The data obtained as a result of the analysis gives important clues for the Turkish Banking Sector. Because, a significant portion of the resources in the Turkish Banking Sector consists of the deposit item. On the asset side, the biggest share belongs to the loans item. In the analysis, since it is determined that the biggest change is in these two items, it is stated that banks should give more importance to credit and deposit management in terms of risk. Because, on the passive side, there is no other foreign resource that can be an alternative to deposit. On the asset side, the strongest item is loans. At the same time, the determination of liquid assets as another item with high volatility gives an important clue for banks. Indeed, when the market in balance deteriorated in Turkey, the first negative developments are taking place in the liquidity side.
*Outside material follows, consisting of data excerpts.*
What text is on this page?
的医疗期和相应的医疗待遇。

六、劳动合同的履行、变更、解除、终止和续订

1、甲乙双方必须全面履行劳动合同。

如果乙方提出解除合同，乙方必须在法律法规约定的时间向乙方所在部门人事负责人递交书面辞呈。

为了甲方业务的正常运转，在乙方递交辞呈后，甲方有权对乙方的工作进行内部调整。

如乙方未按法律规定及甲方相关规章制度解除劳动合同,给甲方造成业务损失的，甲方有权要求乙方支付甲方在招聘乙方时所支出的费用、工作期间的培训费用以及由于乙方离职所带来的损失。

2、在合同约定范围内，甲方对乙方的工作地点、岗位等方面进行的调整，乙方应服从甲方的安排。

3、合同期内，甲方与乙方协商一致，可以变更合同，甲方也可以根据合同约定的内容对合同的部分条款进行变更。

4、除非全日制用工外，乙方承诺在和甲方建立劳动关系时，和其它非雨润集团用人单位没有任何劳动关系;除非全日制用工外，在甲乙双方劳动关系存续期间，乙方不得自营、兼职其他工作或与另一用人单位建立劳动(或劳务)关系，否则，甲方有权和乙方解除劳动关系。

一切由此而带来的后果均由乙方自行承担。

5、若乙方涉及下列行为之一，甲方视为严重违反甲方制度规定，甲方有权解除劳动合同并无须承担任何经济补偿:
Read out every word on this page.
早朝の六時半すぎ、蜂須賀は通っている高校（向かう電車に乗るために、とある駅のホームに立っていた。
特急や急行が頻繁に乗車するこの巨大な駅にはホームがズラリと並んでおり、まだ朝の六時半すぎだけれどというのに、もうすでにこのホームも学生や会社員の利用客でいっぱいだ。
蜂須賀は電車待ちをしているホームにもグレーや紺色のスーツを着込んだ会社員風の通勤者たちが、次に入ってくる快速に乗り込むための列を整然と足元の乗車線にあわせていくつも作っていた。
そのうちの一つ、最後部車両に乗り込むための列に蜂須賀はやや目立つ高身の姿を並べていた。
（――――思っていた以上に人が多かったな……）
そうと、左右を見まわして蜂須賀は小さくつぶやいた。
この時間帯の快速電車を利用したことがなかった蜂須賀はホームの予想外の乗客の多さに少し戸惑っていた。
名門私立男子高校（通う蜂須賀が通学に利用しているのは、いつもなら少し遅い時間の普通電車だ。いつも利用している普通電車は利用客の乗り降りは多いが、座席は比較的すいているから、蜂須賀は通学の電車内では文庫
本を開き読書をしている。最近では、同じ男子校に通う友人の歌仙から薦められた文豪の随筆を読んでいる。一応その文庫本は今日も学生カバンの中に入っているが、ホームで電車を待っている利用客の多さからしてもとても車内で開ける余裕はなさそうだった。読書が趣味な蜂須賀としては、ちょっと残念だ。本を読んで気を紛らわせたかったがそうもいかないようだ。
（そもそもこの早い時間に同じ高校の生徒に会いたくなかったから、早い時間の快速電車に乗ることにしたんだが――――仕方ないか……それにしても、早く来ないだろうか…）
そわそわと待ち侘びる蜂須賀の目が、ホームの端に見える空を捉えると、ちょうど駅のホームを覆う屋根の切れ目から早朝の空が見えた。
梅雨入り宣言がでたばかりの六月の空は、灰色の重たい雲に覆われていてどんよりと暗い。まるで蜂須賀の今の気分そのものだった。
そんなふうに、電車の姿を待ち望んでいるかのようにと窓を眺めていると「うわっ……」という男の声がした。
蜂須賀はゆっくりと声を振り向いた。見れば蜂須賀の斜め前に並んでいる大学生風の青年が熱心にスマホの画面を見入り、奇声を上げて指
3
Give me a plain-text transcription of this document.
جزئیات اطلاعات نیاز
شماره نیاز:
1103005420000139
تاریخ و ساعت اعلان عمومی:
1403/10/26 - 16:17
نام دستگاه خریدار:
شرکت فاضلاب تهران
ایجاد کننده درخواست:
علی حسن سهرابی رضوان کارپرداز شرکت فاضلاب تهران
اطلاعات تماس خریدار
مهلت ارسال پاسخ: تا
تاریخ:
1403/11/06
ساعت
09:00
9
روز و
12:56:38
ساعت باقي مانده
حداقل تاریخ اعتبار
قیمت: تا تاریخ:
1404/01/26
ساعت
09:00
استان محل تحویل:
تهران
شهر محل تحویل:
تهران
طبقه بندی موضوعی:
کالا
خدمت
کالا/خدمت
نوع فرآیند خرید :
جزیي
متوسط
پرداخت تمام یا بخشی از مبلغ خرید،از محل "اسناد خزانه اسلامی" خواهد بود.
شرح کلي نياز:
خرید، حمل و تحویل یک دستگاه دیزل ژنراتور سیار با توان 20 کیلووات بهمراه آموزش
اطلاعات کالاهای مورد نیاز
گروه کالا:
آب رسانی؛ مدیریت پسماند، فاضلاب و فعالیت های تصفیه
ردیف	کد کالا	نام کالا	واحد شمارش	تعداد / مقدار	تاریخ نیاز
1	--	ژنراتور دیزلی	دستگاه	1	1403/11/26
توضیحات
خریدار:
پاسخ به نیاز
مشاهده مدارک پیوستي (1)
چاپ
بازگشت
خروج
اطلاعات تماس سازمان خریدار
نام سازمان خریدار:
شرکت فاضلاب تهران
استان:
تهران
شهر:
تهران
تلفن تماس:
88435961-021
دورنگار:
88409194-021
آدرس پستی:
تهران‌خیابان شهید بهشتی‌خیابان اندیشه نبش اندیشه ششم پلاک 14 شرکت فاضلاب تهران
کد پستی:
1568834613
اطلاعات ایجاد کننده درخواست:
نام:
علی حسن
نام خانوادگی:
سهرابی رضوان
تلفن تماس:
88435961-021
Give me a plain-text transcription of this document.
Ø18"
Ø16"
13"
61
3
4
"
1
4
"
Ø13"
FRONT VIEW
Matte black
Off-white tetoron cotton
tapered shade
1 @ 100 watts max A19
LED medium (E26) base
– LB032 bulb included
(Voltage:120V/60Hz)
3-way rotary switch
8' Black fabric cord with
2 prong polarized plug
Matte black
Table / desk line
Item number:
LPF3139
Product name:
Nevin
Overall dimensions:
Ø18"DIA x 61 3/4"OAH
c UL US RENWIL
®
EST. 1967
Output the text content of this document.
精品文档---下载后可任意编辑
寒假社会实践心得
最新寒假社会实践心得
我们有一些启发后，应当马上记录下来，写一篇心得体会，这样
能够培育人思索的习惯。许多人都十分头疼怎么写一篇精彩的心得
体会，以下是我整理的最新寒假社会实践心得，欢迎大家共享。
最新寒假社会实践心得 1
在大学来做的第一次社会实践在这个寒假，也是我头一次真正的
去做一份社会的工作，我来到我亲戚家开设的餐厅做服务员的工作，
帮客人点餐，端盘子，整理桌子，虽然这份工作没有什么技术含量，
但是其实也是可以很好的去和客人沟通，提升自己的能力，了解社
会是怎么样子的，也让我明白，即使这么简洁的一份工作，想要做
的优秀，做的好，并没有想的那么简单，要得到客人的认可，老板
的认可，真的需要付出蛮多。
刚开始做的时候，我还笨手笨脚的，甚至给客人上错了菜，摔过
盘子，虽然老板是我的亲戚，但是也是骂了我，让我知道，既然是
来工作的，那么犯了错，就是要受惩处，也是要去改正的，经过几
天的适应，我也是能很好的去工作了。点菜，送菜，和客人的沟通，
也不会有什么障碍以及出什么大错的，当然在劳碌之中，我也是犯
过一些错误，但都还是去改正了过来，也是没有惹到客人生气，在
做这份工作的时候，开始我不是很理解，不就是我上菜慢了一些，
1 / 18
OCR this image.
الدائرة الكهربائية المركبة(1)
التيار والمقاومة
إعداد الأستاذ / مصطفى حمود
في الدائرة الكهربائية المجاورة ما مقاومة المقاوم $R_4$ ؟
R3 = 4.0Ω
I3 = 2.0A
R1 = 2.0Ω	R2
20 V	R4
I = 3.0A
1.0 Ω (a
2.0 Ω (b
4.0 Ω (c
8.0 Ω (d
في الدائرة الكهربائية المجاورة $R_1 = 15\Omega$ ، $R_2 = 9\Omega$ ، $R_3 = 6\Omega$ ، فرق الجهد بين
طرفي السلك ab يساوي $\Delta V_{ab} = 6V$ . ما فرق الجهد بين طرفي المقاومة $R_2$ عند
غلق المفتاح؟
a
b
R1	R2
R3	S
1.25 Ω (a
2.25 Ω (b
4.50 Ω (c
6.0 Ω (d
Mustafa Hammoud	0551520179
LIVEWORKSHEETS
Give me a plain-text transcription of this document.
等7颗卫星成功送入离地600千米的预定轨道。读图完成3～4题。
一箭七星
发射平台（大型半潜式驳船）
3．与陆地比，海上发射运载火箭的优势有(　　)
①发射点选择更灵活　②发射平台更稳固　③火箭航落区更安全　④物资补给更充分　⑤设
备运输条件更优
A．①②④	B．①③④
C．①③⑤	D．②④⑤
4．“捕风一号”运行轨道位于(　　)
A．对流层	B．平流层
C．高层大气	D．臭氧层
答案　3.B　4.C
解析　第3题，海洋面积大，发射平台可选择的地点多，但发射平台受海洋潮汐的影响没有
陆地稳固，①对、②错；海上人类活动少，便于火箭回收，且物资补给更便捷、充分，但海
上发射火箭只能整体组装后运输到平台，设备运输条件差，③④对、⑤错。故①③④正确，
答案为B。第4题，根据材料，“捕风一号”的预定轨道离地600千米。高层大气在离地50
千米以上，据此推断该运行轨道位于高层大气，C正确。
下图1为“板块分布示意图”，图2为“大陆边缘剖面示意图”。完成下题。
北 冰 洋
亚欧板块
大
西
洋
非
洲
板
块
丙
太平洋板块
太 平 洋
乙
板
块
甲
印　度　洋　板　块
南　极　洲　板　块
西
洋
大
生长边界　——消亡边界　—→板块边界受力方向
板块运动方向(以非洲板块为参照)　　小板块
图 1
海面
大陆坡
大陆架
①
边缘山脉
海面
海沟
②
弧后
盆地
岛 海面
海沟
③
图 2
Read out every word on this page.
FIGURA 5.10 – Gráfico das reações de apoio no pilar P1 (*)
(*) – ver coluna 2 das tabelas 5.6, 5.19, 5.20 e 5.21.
In the light of all these data, it is important for Turkish banks to give more importance to diversification in terms of resources and assets and to develop alternative balance sheet items in terms of continuity and risk management. In future studies, systematic and non-systematic risks leading to this volatility in credit and deposit can be analyzed.